Para o pós-doutor em Psicologia do Desenvolvimento e da Aprendizagem pela Unesp, professor Dariel de Carvalho, a inteligência artificial pode ser uma grande aliada, mas depende de como é utilizada. “A IA pode ajudar o aluno a revisar textos, a montar resumos ou criar perguntas sobre sobre um conteúdo, quando usada desse jeito, ela amplia o aprendizado, o problema é quando o aluno pede pra IA pensar por ele, nesse ponto o aprendizado se perde”, explica. 

Dariel acredita que o papel do professor é fundamental nesse processo. “A escola precisa orientar, pois o aluno não tem maturidade para saber quando está usando de modo correto ou não”, avalia.

Segundo ele, o avanço das ferramentas digitais vai exigir mudanças nas formas de avaliação. “Não dá mais pra pedir um trabalho escrito e aceitar como se fosse produção do aluno, o professor vai ter que propor atividades que mostrem o raciocínio,a argumentação e o processo, assim mesmo com a IA, o aluno vai precisar pensar”, diz.

Dariel reforça que o caminho não é negar a tecnologia, mas aprender a lidar com ela. “A inteligência artificial não vai desaparecer. Se o professor souber usar como apoio, ela pode enriquecer a aula, mas se fingir que ela não existe, o aluno vai continuar usando sozinho e de qualquer jeito”, concluiu. O professor aponta também, que o processo de aprender não pode ser terceirizado para a inteligência artificial, pois quando isso acontece o aluno perde a oportunidade de aprender.

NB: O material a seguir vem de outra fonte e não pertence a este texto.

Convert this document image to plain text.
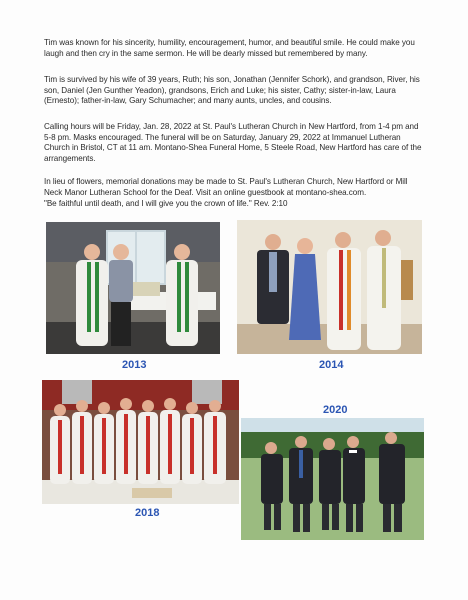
Tim was known for his sincerity, humility, encouragement, humor, and beautiful smile. He could make you laugh and then cry in the same sermon. He will be dearly missed but remembered by many.

Tim is survived by his wife of 39 years, Ruth; his son, Jonathan (Jennifer Schork), and grandson, River, his son, Daniel (Jen Gunther Yeadon), grandsons, Erich and Luke; his sister, Cathy; sister-in-law, Laura (Ernesto); father-in-law, Gary Schumacher; and many aunts, uncles, and cousins.

Calling hours will be Friday, Jan. 28, 2022 at St. Paul's Lutheran Church in New Hartford, from 1-4 pm and 5-8 pm. Masks encouraged. The funeral will be on Saturday, January 29, 2022 at Immanuel Lutheran Church in Bristol, CT at 11 am. Montano-Shea Funeral Home, 5 Steele Road, New Hartford has care of the arrangements.

In lieu of flowers, memorial donations may be made to St. Paul's Lutheran Church, New Hartford or Mill Neck Manor Lutheran School for the Deaf. Visit an online guestbook at montano-shea.com.

"Be faithful until death, and I will give you the crown of life." Rev. 2:10

2013	2014
2018
2020
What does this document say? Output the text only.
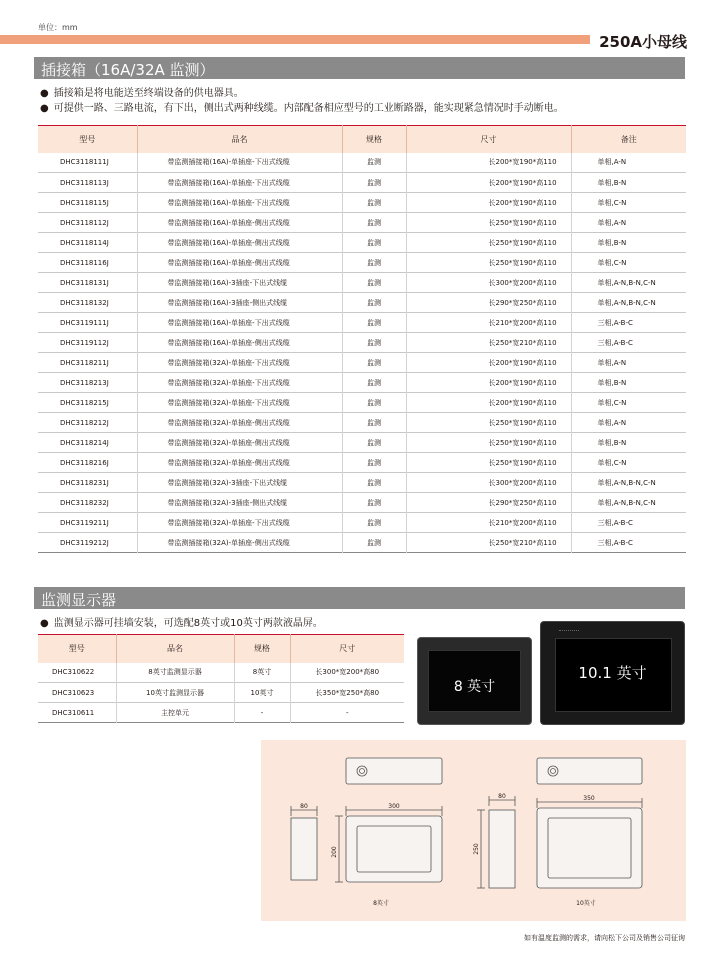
单位：mm
250A小母线
插接箱（16A/32A 监测）
● 插接箱是将电能送至终端设备的供电器具。
● 可提供一路、三路电流，有下出，侧出式两种线缆。内部配备相应型号的工业断路器，能实现紧急情况时手动断电。
型号	品名	规格	尺寸	备注
DHC3118111J	带监测插接箱(16A)-单插座-下出式线缆	监测	长200*宽190*高110	单相,A-N
DHC3118113J	带监测插接箱(16A)-单插座-下出式线缆	监测	长200*宽190*高110	单相,B-N
DHC3118115J	带监测插接箱(16A)-单插座-下出式线缆	监测	长200*宽190*高110	单相,C-N
DHC3118112J	带监测插接箱(16A)-单插座-侧出式线缆	监测	长250*宽190*高110	单相,A-N
DHC3118114J	带监测插接箱(16A)-单插座-侧出式线缆	监测	长250*宽190*高110	单相,B-N
DHC3118116J	带监测插接箱(16A)-单插座-侧出式线缆	监测	长250*宽190*高110	单相,C-N
DHC3118131J	带监测插接箱(16A)-3插座-下出式线缆	监测	长300*宽200*高110	单相,A-N,B-N,C-N
DHC3118132J	带监测插接箱(16A)-3插座-侧出式线缆	监测	长290*宽250*高110	单相,A-N,B-N,C-N
DHC3119111J	带监测插接箱(16A)-单插座-下出式线缆	监测	长210*宽200*高110	三相,A-B-C
DHC3119112J	带监测插接箱(16A)-单插座-侧出式线缆	监测	长250*宽210*高110	三相,A-B-C
DHC3118211J	带监测插接箱(32A)-单插座-下出式线缆	监测	长200*宽190*高110	单相,A-N
DHC3118213J	带监测插接箱(32A)-单插座-下出式线缆	监测	长200*宽190*高110	单相,B-N
DHC3118215J	带监测插接箱(32A)-单插座-下出式线缆	监测	长200*宽190*高110	单相,C-N
DHC3118212J	带监测插接箱(32A)-单插座-侧出式线缆	监测	长250*宽190*高110	单相,A-N
DHC3118214J	带监测插接箱(32A)-单插座-侧出式线缆	监测	长250*宽190*高110	单相,B-N
DHC3118216J	带监测插接箱(32A)-单插座-侧出式线缆	监测	长250*宽190*高110	单相,C-N
DHC3118231J	带监测插接箱(32A)-3插座-下出式线缆	监测	长300*宽200*高110	单相,A-N,B-N,C-N
DHC3118232J	带监测插接箱(32A)-3插座-侧出式线缆	监测	长290*宽250*高110	单相,A-N,B-N,C-N
DHC3119211J	带监测插接箱(32A)-单插座-下出式线缆	监测	长210*宽200*高110	三相,A-B-C
DHC3119212J	带监测插接箱(32A)-单插座-侧出式线缆	监测	长250*宽210*高110	三相,A-B-C
监测显示器
● 监测显示器可挂墙安装，可选配8英寸或10英寸两款液晶屏。
型号	品名	规格	尺寸
DHC310622	8英寸监测显示器	8英寸	长300*宽200*高80
DHC310623	10英寸监测显示器	10英寸	长350*宽250*高80
DHC310611	主控单元	-	-
8 英寸
10.1 英寸
80	300
200
8英寸
80	350
250
10英寸
如有温度监测的需求，请向松下公司及销售公司征询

Ele aconselha alunos do ensino médio e da graduação a procurarem/buscarem/tentarem aprender verdadeiramente um conteúdo antes de utilizar inteligências artificiais. “O aluno precisa dessa experiência,  para se aprender como faz, é um trabalho necessário”, opina.  

O professor Dariel de Carvalho; Foto por arquivo pessoal

Regulação e cultura digital

O tema também preocupa pesquisadores da área da comunicação. O professor livre-docente em Políticas de Comunicação, Mídia e Indústrias Criativas pela Unesp professor Juliano Maurício de Carvalho, explica que a IA vem transformando o modo como se produz e consome informação no país.

Para Juliano, o avanço das IAs generativas, como o ChatGPT, representa uma nova fase da cultura digital. “Elas introduzem interfaces mais humanizadas e aproximam pessoas e sistemas, muitas escolas já pedem que o aluno registre os prompts (comandos de pesquisa na inteligência artificial) e reflita sobre como a inteligência artificial ajudou a estruturar o argumento, em vez de entregar só o texto final, isso muda o processo educativo”, explica.

Apesar disso, o país ainda carece de políticas públicas claras para lidar com o tema. “O Brasil ainda não está preparado no plano normativo, existem projetos em tramitação, como o PL 2338/2023, mas o marco legal ainda não está em vigor, a transparência algorítmica e a prestação de contas proporcionais ao risco são pontos centrais dessa discussão”, observa.

Juliano destaca ainda que o uso indiscriminado da tecnologia pode ampliar desigualdades sociais e educacionais. “O risco aparece quando faltam acesso, competências e condições institucionais, uma escola com internet instável e poucos dispositivos, dificilmente consegue aplicar atividades com inteligência artificial, é preciso políticas de conectividade, formação docente e avaliação de impacto”, encerra.